2. If your hardware doesn't support hot swap, you need to shut down to replace the drive.  Moreover, with a standard PC, you may need to take it apart to even get to the drive.  Do you even remember which drive is which?

Luckily, since I am using a Synology NAS, the process is easier than I even expected it would be.  

I followed the steps outlines below:

  1. Log into the NAS and open storage manager
  2. Go to the "HDD/SSD" section, and right-click on the smaller drive.  Select to disable it.
  3. After a warning and request for the admin password, the drive is deactivated, and the SHR RAID is changed to degrated status.  The software informs me to look for the drive with the orange light.
  4. Sure enough, the LED on one of the drive bays has changed color to orange.  I pull it out, and check the drive to confirm that it is the correct one.  (It says 3TB on the label).
  5. I remove the 3TB drive from the drive sled, and then clean the sled with alcohol since it has been in the NAS for years collecting dust.  
  6. I insert the new 10TB Seagate drive into the drive sled, and slide it into the NAS.
  7. I go back to the computer and check the "Storage Manager" again, where it is happily showing the drive in the "HDD/SSD" section, and check the "Health Info".  
  8. Since there are no issues with the drive health, I add it to the array.  It asks me if I want to increase the array size at the same time.  Of course!  
It started out saying that I would need 2 hours to repair the RAID Array, but since I was also syncing files to it at the same time, this figure changed to 16 days.  Obviously that isn't an efficient way to do things, so I stopped the transfers pending the array rebuild.  

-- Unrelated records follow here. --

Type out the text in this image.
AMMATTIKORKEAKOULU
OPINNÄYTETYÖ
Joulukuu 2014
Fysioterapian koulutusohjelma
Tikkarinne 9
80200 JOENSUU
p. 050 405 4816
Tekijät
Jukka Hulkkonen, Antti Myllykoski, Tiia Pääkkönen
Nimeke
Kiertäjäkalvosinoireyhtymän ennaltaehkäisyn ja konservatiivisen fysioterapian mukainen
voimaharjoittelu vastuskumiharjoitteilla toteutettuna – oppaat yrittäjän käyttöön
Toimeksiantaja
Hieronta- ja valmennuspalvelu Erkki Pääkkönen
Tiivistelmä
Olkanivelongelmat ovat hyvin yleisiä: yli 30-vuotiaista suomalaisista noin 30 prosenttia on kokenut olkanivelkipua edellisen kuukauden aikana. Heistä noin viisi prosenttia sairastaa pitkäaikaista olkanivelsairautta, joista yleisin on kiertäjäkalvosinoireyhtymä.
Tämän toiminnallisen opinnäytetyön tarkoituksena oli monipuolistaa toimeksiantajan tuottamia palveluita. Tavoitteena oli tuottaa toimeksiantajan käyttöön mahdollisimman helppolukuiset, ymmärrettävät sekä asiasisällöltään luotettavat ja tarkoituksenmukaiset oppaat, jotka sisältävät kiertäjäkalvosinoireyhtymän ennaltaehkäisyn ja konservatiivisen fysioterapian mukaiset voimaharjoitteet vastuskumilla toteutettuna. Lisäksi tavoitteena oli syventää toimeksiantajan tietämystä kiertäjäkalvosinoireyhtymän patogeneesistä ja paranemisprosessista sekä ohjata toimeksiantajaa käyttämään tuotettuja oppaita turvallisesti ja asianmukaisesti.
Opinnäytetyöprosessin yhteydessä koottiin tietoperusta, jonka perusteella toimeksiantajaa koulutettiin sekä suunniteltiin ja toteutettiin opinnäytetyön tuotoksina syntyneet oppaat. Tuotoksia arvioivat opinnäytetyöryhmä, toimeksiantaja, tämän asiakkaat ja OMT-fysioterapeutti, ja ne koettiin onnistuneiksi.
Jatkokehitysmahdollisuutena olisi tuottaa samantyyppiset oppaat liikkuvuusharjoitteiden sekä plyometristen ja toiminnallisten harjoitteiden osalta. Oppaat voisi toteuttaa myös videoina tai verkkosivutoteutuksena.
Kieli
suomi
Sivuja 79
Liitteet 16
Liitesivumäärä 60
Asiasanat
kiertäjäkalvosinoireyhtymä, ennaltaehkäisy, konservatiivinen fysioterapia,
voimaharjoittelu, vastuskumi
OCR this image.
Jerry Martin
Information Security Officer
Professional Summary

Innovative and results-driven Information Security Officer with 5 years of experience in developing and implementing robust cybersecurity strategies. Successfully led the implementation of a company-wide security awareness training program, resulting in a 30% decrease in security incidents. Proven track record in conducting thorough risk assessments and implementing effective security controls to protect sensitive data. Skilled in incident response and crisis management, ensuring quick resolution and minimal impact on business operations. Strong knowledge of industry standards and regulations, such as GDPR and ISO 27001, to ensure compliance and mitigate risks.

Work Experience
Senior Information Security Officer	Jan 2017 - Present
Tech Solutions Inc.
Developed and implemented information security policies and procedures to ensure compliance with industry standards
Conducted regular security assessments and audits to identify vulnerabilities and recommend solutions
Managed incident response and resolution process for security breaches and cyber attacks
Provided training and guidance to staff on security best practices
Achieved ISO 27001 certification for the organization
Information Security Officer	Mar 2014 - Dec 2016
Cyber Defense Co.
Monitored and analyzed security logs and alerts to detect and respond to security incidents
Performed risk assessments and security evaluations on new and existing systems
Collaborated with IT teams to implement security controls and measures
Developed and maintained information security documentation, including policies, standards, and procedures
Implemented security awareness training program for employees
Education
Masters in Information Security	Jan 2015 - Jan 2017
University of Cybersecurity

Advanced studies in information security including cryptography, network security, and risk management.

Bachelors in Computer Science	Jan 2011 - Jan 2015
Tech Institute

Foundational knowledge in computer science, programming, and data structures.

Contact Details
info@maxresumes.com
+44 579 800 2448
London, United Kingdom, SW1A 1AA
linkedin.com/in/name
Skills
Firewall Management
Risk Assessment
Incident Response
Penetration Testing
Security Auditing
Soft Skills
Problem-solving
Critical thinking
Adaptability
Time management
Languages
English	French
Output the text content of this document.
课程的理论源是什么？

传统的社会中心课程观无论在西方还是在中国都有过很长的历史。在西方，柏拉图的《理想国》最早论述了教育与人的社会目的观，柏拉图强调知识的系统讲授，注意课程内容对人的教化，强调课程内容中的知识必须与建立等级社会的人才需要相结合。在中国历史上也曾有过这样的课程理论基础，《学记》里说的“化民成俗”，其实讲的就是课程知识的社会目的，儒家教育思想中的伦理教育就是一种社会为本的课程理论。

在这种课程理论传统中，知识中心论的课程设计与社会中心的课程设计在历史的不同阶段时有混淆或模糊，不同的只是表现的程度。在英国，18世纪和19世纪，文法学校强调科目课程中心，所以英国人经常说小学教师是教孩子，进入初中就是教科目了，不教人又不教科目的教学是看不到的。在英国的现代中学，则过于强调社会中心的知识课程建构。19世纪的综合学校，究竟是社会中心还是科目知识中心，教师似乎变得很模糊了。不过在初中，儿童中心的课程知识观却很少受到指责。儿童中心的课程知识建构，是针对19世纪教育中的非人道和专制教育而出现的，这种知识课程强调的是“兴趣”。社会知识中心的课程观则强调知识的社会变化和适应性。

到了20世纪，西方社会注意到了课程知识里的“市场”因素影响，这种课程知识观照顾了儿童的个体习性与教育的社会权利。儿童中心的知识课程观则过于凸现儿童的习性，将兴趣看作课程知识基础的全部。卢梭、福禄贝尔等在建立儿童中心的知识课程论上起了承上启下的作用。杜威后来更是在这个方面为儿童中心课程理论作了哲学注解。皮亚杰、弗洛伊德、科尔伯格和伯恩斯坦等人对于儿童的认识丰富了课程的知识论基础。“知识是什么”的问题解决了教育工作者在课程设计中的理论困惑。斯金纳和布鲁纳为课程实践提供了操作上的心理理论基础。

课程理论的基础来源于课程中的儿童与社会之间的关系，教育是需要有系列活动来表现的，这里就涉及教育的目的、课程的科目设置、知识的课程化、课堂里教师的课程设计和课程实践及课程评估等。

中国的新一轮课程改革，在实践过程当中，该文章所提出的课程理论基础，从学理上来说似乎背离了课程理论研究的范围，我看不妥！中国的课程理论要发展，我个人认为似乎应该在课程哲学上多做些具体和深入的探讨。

Unfortunately I didn't take screenshots at every step of the process, but I can assure you that is it quite easy - the most difficult thing is that you need to know you can right-click on drives in the HDD/SSD section, as there is no visual indicator.  




Once the other activity was discontinued, the RAID rebuild sped up considerably, ad in fast completed in a total of less than 4 hours.  It would have been closer to 2 hours has I left it alone from the start.  


Once the rebuild completed, the capacity changed to 7.3TB.  

This means I now have more than enough space to start synching the video footage I want to sync in order to free up space on my PCs and QuaStations.  

In this case, I am syncing a folder from two machines to the NAS, my PC and one of the QuaStation servers.  The transfer speed is wavering between 20 and 50 MB/s, but anyway the transfer will be done within an hour, at which point I can safely remove the files from my PC to free up space for new video while still retaining two copies.  (Three, if you count the mirroring).  

This transfer would actually be much faster, but it is bottlenecked by a few things:
1. One of the sources is my PC, which connected using WiFi, since there is no ethernet to the room it is in.
2. The connection between the WiFi router and the NAS is also by powerline adaptor, which maxes out at around 100mbps, which means I am never going to get more than 10 MB/s anyway, so the WiFi isn't the bottleneck.
3. The QuaStation itself seems to be sending at varying speeds, from around 13 to over 30 MB/s.  

None of this would be great if I intended to work on things over the network directly with SMB or NFS, but since the goal is to sync locally in the background, it works just fine.  

New content is typically added on my PCs, synched to the servers and NAS in the background, and then eventually deleted from the PCs when not needed.